La senadora nacional por la Ciudad Autónoma de Buenos Aires y exministra de Seguridad, Patricia Bullrich cuestionó el miércoles el ritmo del programa económico de Javier Milei y Luis Caputo y reclamó que sus resultados se aceleren para que el cambio pueda sentirse en la vida cotidiana, en medio de las tensiones internas de La Libertad Avanza y el acercamiento con el PRO.
La legisladora nacional y jefa del bloque oficialista en la Cámara Alta en el Congreso buscó marcar una diferencia sin romper con el Gobierno libertario. En un mensaje publicado en redes sociales, sostuvo que “el rumbo es el correcto” y respaldó el proceso de transformación, aunque inmediatamente planteó la necesidad de que los beneficios del programa lleguen con mayor rapidez a las familias, las empresas y los argentinos.
El reclamo de Bullrich adquiere mayor peso porque apunta directamente a uno de los principales desafíos que enfrenta la administración libertaria: conseguir que la estabilización macroeconómica tenga un correlato concreto en los bolsillos. La inflación de julio fue del 2,1% mensual y 33,8% interanual, según el INDEC, mientras el gobierno de Milei intenta consolidar la desaceleración de los precios.

La dirigente libertaria, además, había participado de un encuentro con empresarios en el que volvió a defender el rumbo económico, aunque insistió con la necesidad de imprimirle mayor velocidad a los resultados. La advertencia expone una tensión cada vez más presente dentro del oficialismo: no alcanza con mostrar los indicadores macro si la recuperación todavía no logra percibirse con claridad en el consumo y los ingresos.
En paralelo, el mensaje se produce mientras Bullrich quedó desplazada de las conversaciones que La Libertad Avanza mantiene con el PRO para construir un acuerdo político de cara a 2027. Mauricio Macri y Karina Milei retomaron el diálogo y habilitaron una mesa de negociación en la que participan dirigentes como Diego Santilli, Cristian Ritondo y Fernando de Andreis.

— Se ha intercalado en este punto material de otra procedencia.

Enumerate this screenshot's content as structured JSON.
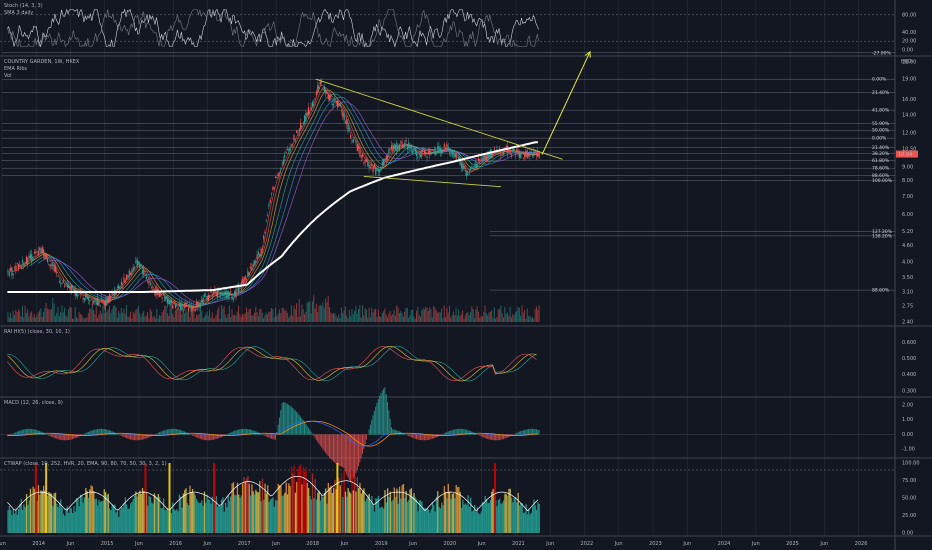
{
  "colors": {
    "background": "#131722",
    "grid": "#2a2e39",
    "price_up": "#26a69a",
    "price_down": "#ef5350",
    "ema200": "#ffffff",
    "trendline": "#c8d23c",
    "arrow": "#e6ee38",
    "stoch_k": "#d1d4dc",
    "fib_line": "#b2b5be",
    "alert_red": "#d40000",
    "alert_yellow": "#ffd400",
    "alert_orange": "#f29b2e",
    "cti_teal": "#26a69a"
  },
  "panes": {
    "stoch": {
      "label": "Stoch (14, 3, 3)",
      "sublabel": "SMA 3 daily",
      "ticks": [
        "80.00",
        "40.00",
        "20.00",
        "0.00"
      ]
    },
    "price": {
      "title": "COUNTRY GARDEN, 1W, HKEX",
      "sub1": "EMA Ribs",
      "sub2": "Vol",
      "currency": "HKD",
      "ticks": [
        "22.00",
        "19.00",
        "16.00",
        "14.00",
        "12.00",
        "10.50",
        "9.00",
        "8.00",
        "7.00",
        "6.00",
        "5.20",
        "4.60",
        "4.00",
        "3.50",
        "3.10",
        "2.75",
        "2.40"
      ],
      "fib_levels": [
        "-27.00%",
        "0.00%",
        "21.40%",
        "41.80%",
        "55.90%",
        "50.00%",
        "0.00%",
        "21.40%",
        "38.20%",
        "61.80%",
        "78.60%",
        "88.60%",
        "100.00%",
        "127.20%",
        "138.20%",
        "88.60%"
      ],
      "last_price": "10.04"
    },
    "rai": {
      "label": "RAI HI(5) (close, 30, 10, 1)",
      "ticks": [
        "0.600",
        "0.500",
        "0.400",
        "0.300"
      ]
    },
    "macd": {
      "label": "MACD (12, 26, close, 9)",
      "ticks": [
        "2.00",
        "1.00",
        "0.00",
        "-1.00"
      ]
    },
    "ctwap": {
      "label": "CTWAP (close, 10, 252, HVR, 20, EMA, 90, 80, 70, 50, 30, 3, 2, 1)",
      "ticks": [
        "100.00",
        "75.00",
        "50.00",
        "25.00",
        "0.00"
      ]
    }
  },
  "time_axis": {
    "labels": [
      "Jun",
      "2014",
      "Jun",
      "2015",
      "Jun",
      "2016",
      "Jun",
      "2017",
      "Jun",
      "2018",
      "Jun",
      "2019",
      "Jun",
      "2020",
      "Jun",
      "2021",
      "Jun",
      "2022",
      "Jun",
      "2023",
      "Jun",
      "2024",
      "Jun",
      "2025",
      "Jun",
      "2026"
    ]
  },
  "chart_data": {
    "type": "line",
    "title": "COUNTRY GARDEN, 1W, HKEX",
    "x_range": [
      "2013-06",
      "2026-06"
    ],
    "y_scale": "log",
    "ylim": [
      2.4,
      22
    ],
    "series": [
      {
        "x": [
          2013.5,
          2013.8,
          2014.0,
          2014.3,
          2014.6,
          2014.9,
          2015.2,
          2015.4,
          2015.6,
          2015.9,
          2016.2,
          2016.5,
          2016.8,
          2017.0,
          2017.2,
          2017.4,
          2017.6,
          2017.8,
          2017.95,
          2018.05,
          2018.2,
          2018.35,
          2018.5,
          2018.7,
          2018.9,
          2019.1,
          2019.3,
          2019.5,
          2019.7,
          2019.9,
          2020.1,
          2020.2,
          2020.4,
          2020.6,
          2020.8,
          2021.0,
          2021.2
        ],
        "values": [
          3.6,
          4.1,
          4.4,
          3.3,
          3.0,
          2.8,
          3.4,
          4.0,
          3.2,
          2.8,
          2.7,
          3.1,
          3.0,
          3.6,
          4.4,
          8.0,
          10.5,
          13.0,
          15.5,
          18.5,
          16.0,
          15.0,
          11.8,
          9.5,
          8.6,
          10.5,
          11.0,
          10.0,
          10.2,
          10.6,
          9.4,
          8.4,
          9.6,
          10.2,
          10.4,
          10.0,
          10.0
        ]
      },
      {
        "name": "EMA 200",
        "x": [
          2013.5,
          2014.5,
          2015.5,
          2016.5,
          2017.0,
          2017.5,
          2018.0,
          2018.5,
          2019.0,
          2019.5,
          2020.0,
          2020.5,
          2021.0,
          2021.2
        ],
        "values": [
          3.1,
          3.1,
          3.1,
          3.15,
          3.3,
          4.2,
          5.8,
          7.3,
          8.2,
          8.8,
          9.4,
          10.1,
          10.8,
          11.1
        ]
      }
    ],
    "annotations": {
      "upper_trendline": [
        [
          2018.0,
          19.0
        ],
        [
          2021.6,
          9.6
        ]
      ],
      "lower_trendline": [
        [
          2018.7,
          8.3
        ],
        [
          2020.7,
          7.6
        ]
      ],
      "projection_arrow": [
        [
          2021.3,
          10.0
        ],
        [
          2022.0,
          24.0
        ]
      ]
    },
    "grid": true
  }
}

La interna suma otra capa porque Bullrich mantiene abiertas sus expectativas electorales. En los últimos días trascendió que trabaja en una estructura partidaria nacional que podría utilizar para competir en 2027 ante un eventual quiebre con los hermanos Milei, aunque públicamente continúa reivindicando la transformación impulsada por el Gobierno.
Así, el planteo de la exministra de Seguridad funciona como una advertencia política y económica a la vez: Bullrich sostiene el rumbo de Milei, pero reclama resultados más rápidos y visibles. Con el oficialismo abocado a ordenar alianzas y preparar el escenario electoral de 2027, el desafío para la Casa Rosada será transformar la estabilidad de los principales indicadores en una mejora que efectivamente pueda sentirse en la vida cotidiana.